When Hersh began making his bikes, he used his living room as a bicycle parts and assembly shop and began attaching battery packs and motors onto a “myriad of standard bicycle frames,” his website says. He perfected all the details, from the bead pattern of the frame weld and the gauge of the wheel spokes, to even the brake pad material.

Now, he gets help from his friends and family to make the bikes. The first bike he made took almost six months, he said, “but now it’s under two hours.”

Taking inspiration from the iPhone, Hersh focuses on keeping his product minimal.

“With iPhones, you don’t have anything unnecessary just dangling around,” Hersh said. “It’s a beautiful product and it has everything packed inside of it. That’s what I wanted to do with my bikes.”

The bikes also follow the iPhone’s modern color palette, with bikes available mostly in black and white with Edison’s simple lightning bolt logo on the side. Hersh also eventually found a way to integrate the battery into the body of the bike, eliminating the bulky look.

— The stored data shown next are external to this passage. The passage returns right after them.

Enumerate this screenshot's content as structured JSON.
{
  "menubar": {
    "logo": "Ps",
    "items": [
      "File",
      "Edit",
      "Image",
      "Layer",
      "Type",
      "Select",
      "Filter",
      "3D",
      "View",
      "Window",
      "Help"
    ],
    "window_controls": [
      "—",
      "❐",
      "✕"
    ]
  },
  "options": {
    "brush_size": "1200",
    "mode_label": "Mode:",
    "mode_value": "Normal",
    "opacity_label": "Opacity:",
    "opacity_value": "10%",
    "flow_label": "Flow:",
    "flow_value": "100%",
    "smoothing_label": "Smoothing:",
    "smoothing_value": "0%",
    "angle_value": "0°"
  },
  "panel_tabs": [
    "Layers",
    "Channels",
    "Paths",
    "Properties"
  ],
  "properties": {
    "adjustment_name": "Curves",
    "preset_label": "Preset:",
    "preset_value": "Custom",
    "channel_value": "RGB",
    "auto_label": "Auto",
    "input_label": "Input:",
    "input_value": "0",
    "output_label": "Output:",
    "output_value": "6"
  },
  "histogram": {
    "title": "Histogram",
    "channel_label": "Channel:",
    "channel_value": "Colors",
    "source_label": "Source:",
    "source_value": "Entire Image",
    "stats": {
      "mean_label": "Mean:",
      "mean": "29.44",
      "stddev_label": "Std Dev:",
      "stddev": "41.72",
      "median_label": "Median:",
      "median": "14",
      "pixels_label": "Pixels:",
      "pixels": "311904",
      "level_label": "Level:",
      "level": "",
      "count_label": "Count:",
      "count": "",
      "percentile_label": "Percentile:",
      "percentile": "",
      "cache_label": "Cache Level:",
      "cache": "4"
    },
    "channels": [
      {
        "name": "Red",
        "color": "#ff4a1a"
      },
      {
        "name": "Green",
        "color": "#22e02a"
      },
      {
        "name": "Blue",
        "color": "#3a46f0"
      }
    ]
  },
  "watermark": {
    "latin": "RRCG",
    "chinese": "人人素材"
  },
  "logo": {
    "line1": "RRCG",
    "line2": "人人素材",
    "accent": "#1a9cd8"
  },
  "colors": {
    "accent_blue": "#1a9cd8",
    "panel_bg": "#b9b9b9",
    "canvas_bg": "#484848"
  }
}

In addition to looking nice, the bikes are also easy to use, making it an experience for everyone.

“Electric bikes are essentially biking without the hassle,” Hersh said. “As everyone knows, Atlanta isn’t very flat, so electric bikes fix the hurdle and allow people of all abilities to enjoy their commute.”

The idea of a nicer commute is at the forefront of Hersh’s philosophy. He said he wants his company “to be about transportation, not about biking.”

“I was hesitant to even put the word ‘bike’ in the name,” he said. “It’s about the experience overall and transportation as a whole.”

Hersh is certainly not alone in his love of bikes.

“There’s been huge population increase, but we also have a huge increase in bike and pedestrian culture, so this is not something small,” he said.

That culture is prevalent in Atlanta. In April, Atlanta announced the expansion of its bicycle share program, Relay. According to the Atlanta City Council (ACC), the program has expanded from 100 non-electric bikes at 22 stations to 500 non-electric bikes at 65 locations throughout the city.

One of Hersh’s goals is to tackle Atlanta’s infamous traffic.

“Every day, Atlanta sees something around 2.2 million commuters with an average commute time of an hour,” he said. “I mean, that kind of crazy traffic is the reason I and so many others bike to work in the first place. If we’re going to be biking, we might as well improve the experience through electric bicycles. Then, more people will enjoy biking, and there will be less traffic around the city.”

Atlanta City Councilmember Natalyn Archibong supports Hersh in his goal. She joined him for the grand opening of his Kirkwood location.

“I am proud to have such a sustainable product assembled in the heart of Kirkwood,” Archibong said in a press release. “As our city, and the world for that matter, grows increasingly conscious of our environment and the impact fossil fuels, it’s nice to have a way of getting around our communities in a way that produces no gas emissions. Electric bicycles allow riders who might not normally ride because of hills, distance or physical ability to get around with relative ease.”

Hersh hopes to help people will fall in love with electric bikes. He encourages everyone he knows to try one out.

“I had a friend who tried a bike tell me that once you ride it, you just get it,” he said. “You get it mentally, that there’s a problem with traffic and emissions and more, but you also get the experience and then you get the bike.”

According to Hersh, 80 percent of people who test out a bike automatically go and buy it. If you want to give one a try, check out one of Edison’s two locations or visit the website.